With more South Korean tariffs set for elimination over the next few years, U.S. exports would be even more competitive.
In addition, Brilliant wrote, KORUS put American exporters on a level playing field against competitors from Europe, China and Australia, which also have free trade agreements with Seoul.
“Without KORUS, U.S. exports of agricultural and manufactured products, as well as services, would likely have fallen substantially over the past five years,” he said.
Brilliant said that to the extent KORUS had fallen short, it was in enforcement. He said Trump and Moon, who will meet on Thursday and Friday, should use their summit “to recommit to full compliance with both the letter and spirit” of the deal.
“Reopening the agreement could lead to its unravelling, which would only benefit our trade competitors,” Brilliant said.
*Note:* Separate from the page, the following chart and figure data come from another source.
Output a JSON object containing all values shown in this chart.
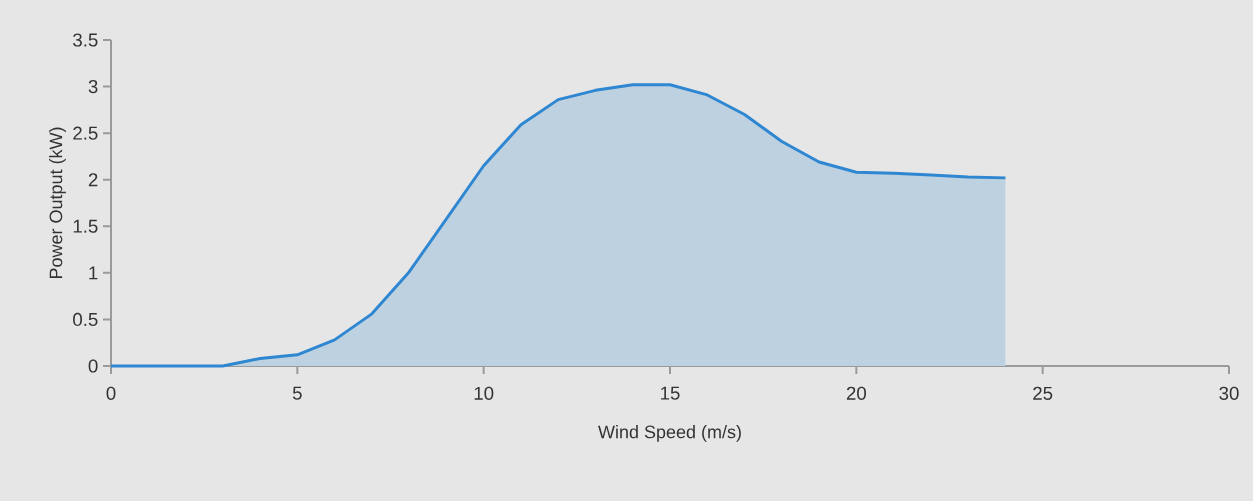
{
  "chart_data": {
    "type": "area",
    "xlabel": "Wind Speed (m/s)",
    "ylabel": "Power Output (kW)",
    "x": [
      0,
      1,
      2,
      3,
      4,
      5,
      6,
      7,
      8,
      9,
      10,
      11,
      12,
      13,
      14,
      15,
      16,
      17,
      18,
      19,
      20,
      21,
      22,
      23,
      24
    ],
    "series": [
      {
        "color": "#2f86d1",
        "values": [
          0,
          0,
          0,
          0,
          0.08,
          0.12,
          0.28,
          0.56,
          1.01,
          1.58,
          2.15,
          2.59,
          2.86,
          2.96,
          3.02,
          3.02,
          2.91,
          2.7,
          2.41,
          2.19,
          2.08,
          2.07,
          2.05,
          2.03,
          2.02
        ]
      }
    ],
    "xlim": [
      0,
      30
    ],
    "xticks": [
      0,
      5,
      10,
      15,
      20,
      25,
      30
    ],
    "ylim": [
      0,
      3.5
    ],
    "yticks": [
      0,
      0.5,
      1,
      1.5,
      2,
      2.5,
      3,
      3.5
    ]
  }
}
Adding economic uncertainty to the relationship would also make security cooperation on the North Korean issue more complicated, he said.
KORUS was initially negotiated by the President George W. Bush administration in 2007, but was scrapped and renegotiated under President Barack Obama three years later.
The U.S. goods trade deficit with South Korea has more than doubled since KORUS took effect in 2012, from $13.2 billion in 2011 to $27.7 billion in 2016. It was forecast to boost U.S. exports by $10 billion a year, but they were $3 billion lower in 2016 than in 2011.
Many trade experts have blamed the weak South Korean economy, which has depressed demand for imports, but critics say non-tariff barriers have limited U.S. penetration of the South Korean market, particularly for automobiles.
The pact also lacks an enforceable provision to deter currency manipulation. South Korea remains on the U.S. Treasury “monitoring list” for its currency practices.